Playing Alan Wake was a breathe of fresh air and a nice break from the more commercial releases that have plagued my desk recently.  While it did take me a while to get through it i found myself almost addicted to the simplicity of it.  This is not a great game, and it’s not bad.  It’s a decent take on an old tale spun in a slightly different way.  Progressing through the game is like watching a series.  It’s full of twists, turns, gasp moments and cliff hangers and the fact that each episode starts off with ” previously on Alan Wake “ is a nice little addition to the formula.  I wish more games did that.  The only other game i know that does the whole previously thing was Driver San Francisco which funnily enough was a game I enjoyed as well.  The game reminds of something i have read or watched or seen but i can’t put my finger on it.  It’s like a Stephen King book only better with exception to The Shining and Silver Bullet because those were cool books and movies.

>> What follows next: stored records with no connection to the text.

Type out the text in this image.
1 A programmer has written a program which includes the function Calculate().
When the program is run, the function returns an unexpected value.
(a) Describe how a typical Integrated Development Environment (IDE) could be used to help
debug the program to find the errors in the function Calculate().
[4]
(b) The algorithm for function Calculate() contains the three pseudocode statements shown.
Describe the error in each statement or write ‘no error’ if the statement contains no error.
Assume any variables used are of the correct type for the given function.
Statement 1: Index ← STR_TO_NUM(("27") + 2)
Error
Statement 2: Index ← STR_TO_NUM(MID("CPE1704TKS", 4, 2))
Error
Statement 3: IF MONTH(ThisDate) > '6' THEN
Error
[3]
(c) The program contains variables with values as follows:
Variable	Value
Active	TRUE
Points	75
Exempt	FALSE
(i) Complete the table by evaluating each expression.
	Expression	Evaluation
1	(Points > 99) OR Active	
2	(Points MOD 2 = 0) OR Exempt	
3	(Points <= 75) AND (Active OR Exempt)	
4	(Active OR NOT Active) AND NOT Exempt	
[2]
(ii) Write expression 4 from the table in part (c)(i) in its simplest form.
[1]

You play as main protagonist Alan Wake, a successful thriller novelist from New York who journeys to the fictional town of Bright Falls, Washington, with his wife Alice for a relaxing vacation.  But then the shit hits the fan when Alice disappears and events from Alan’s new book start unfolding in the town although he has no recollection of even writing it.  Intriguing isn’t it?   As the story moves forward you learn the history of Alan and Alice which adds a nice depth to the character and you might even start to sympathize with him.

The graphic’s are pretty much what you would expect from a game like this.  Nothing really fantastic to report on visually considering that this is pretty much a dark and light game.

E.G. 1:  When it’s night time, it’s dark….enough said.

E.G. 1:  When it’s day time, it’s light…….enough said.

Based on the complicated mathematical examples I gave above the only difference between night time and day time is that in the night time you need a flashlight and all the crazies come out to play while in the day time the town is completely normal. (well, except for a few characters)

The controls are simplistically easy.  Left click shoot, Right click focuses flashlight beam, E interact, Shift to dodge and sprint, Q to replace batteries and Middle Mouse button to use flash bangs and flares.  As simple as that is it can sometimes be gimmicky.  When i want to sprint I first dodge and then sprint.  And when you actually do dodge an enemy i found the camera to be annoying because it focuses on you  dodging the guy and you can’t see where you’re running.  ( I manged to run off a freaking cliff)

The story is pretty good, a decent plot mixed with an intriguing character that would journey to the bowels of hell in order to save the world.  While this is something we have all seen before I enjoyed this character more because i can relate to him.  ( Except for the part where he was willing to fight the darkness, where I would curl up into the fetal position, waiting for death and wondering why God is punishing me)

I really think this probably the most under rated game I have ever played.  Granted it’s not everyone’s cup of tea but If you have the money, enjoy dramatic, creepy thrillers and need something to play before the bigger releases come out, I recommend this.